Varis toplar damarların organik bir sebep olmadan genişlemesi, uzaması ve kıvrımlı hal alması şeklinde tanımlanır. Latince ‘varix’ (kıvrım yapmış toplar damar) kelimesinden türetilmiştir.
Variköz venler önemli bir sağlık problemi teşkil etmektedirler. Erişkinlerdeki sıklığı değişik coğrafi varyasyonlar göstermekle beraber yaşla giderek artar. Bacak varisleri en sık karşılaşılan damar hastalığıdır. Yetişkin nüfusun %15-20 sini etkiler.

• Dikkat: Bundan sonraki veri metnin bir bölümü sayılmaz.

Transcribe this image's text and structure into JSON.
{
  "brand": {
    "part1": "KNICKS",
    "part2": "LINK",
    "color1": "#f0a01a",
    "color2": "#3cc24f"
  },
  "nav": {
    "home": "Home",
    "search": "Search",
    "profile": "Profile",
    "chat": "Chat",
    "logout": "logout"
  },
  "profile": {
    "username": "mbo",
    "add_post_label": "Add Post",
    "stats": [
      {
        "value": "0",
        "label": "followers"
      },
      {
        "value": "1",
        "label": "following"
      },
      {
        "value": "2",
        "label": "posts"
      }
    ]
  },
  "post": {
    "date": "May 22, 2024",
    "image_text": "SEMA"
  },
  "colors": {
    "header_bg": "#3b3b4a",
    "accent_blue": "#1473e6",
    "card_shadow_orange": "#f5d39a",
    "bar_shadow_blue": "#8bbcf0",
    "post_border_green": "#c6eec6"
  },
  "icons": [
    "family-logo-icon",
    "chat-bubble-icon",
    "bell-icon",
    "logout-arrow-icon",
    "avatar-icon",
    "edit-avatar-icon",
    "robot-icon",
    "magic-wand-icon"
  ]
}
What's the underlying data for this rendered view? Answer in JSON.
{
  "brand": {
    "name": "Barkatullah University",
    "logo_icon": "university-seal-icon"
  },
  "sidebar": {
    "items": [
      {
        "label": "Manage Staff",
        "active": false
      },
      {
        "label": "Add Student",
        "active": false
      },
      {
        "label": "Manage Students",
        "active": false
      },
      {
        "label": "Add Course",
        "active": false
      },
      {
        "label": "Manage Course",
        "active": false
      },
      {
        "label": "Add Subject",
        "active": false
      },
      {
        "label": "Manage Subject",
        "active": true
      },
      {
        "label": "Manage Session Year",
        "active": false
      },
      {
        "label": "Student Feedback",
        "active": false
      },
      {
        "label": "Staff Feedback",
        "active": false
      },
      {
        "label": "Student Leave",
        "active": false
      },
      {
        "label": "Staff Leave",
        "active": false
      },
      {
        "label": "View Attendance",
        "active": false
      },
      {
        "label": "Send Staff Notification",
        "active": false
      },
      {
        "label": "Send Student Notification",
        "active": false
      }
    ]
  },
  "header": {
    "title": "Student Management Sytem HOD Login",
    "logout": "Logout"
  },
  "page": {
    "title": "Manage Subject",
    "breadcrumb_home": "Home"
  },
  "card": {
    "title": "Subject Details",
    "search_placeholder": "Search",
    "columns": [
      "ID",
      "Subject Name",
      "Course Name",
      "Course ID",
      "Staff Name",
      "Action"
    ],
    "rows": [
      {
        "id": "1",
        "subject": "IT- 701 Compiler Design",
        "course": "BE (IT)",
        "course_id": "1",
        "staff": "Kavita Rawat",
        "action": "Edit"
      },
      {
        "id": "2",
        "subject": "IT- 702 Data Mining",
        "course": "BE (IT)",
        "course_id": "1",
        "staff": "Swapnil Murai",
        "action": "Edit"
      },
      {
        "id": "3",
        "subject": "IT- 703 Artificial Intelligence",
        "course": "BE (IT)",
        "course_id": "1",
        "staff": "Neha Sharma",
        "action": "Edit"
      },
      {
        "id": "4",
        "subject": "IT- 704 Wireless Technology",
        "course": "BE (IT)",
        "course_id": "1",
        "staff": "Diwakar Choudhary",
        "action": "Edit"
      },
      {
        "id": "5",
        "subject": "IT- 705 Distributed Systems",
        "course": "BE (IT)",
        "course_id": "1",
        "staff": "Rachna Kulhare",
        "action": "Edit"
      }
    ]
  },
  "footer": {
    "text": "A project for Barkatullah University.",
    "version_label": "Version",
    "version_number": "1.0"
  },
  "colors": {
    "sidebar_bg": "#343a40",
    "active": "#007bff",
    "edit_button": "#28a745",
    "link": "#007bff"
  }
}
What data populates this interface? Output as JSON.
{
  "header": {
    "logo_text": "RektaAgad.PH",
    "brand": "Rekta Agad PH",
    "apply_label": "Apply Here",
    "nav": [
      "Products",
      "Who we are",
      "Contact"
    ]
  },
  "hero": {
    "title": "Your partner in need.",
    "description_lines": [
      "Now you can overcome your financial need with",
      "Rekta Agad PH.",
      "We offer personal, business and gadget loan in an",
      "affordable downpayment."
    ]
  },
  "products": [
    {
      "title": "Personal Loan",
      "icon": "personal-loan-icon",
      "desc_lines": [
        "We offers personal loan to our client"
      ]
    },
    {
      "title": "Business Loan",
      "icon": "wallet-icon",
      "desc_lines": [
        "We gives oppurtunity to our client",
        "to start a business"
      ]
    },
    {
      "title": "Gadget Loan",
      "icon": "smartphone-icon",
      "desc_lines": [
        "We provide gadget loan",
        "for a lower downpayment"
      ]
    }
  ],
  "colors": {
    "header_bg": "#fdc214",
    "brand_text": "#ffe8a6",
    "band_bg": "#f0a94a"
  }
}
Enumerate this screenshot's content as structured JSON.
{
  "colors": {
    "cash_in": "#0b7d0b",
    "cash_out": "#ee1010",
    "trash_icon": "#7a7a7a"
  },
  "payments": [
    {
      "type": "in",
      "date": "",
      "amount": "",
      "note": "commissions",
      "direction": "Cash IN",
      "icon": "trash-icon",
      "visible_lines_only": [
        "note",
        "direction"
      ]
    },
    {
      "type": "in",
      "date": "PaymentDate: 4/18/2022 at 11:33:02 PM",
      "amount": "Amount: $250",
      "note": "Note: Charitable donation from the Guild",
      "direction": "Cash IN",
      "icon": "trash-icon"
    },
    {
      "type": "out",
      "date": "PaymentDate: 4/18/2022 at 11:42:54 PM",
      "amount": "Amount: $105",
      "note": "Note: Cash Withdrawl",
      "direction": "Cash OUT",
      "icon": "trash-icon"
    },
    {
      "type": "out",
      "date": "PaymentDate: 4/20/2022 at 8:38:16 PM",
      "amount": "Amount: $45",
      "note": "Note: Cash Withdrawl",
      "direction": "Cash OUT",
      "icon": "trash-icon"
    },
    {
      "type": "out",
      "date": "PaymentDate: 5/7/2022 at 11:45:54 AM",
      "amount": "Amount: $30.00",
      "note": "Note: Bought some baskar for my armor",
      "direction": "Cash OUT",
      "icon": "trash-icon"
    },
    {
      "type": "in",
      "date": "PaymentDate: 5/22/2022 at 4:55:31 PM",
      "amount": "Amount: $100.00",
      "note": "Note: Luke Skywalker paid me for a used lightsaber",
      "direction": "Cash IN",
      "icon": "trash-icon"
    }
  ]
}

Kadınlarda erkeklere oranla 2-4 kat daha fazla görülürken ailesel geçiş oranı %50 den fazladır.
Varis türleri nelerdir ?
Üç tip varis bulunmaktadır.
Telenjiektazik Varisler
Ciltte yüzeyel yerleşim gösterirler. 1 mm veya daha az çaptadırlar. Elle hissedilmezler. Mavi veya kırmızı çizgisel renk değişiklikleri olarak görülürler. Bölgesel olarak yıldız şekilli veya örümcek ağına benzer yaygın çizgisel oluşumlar olup tüm bacağı sarabilirler.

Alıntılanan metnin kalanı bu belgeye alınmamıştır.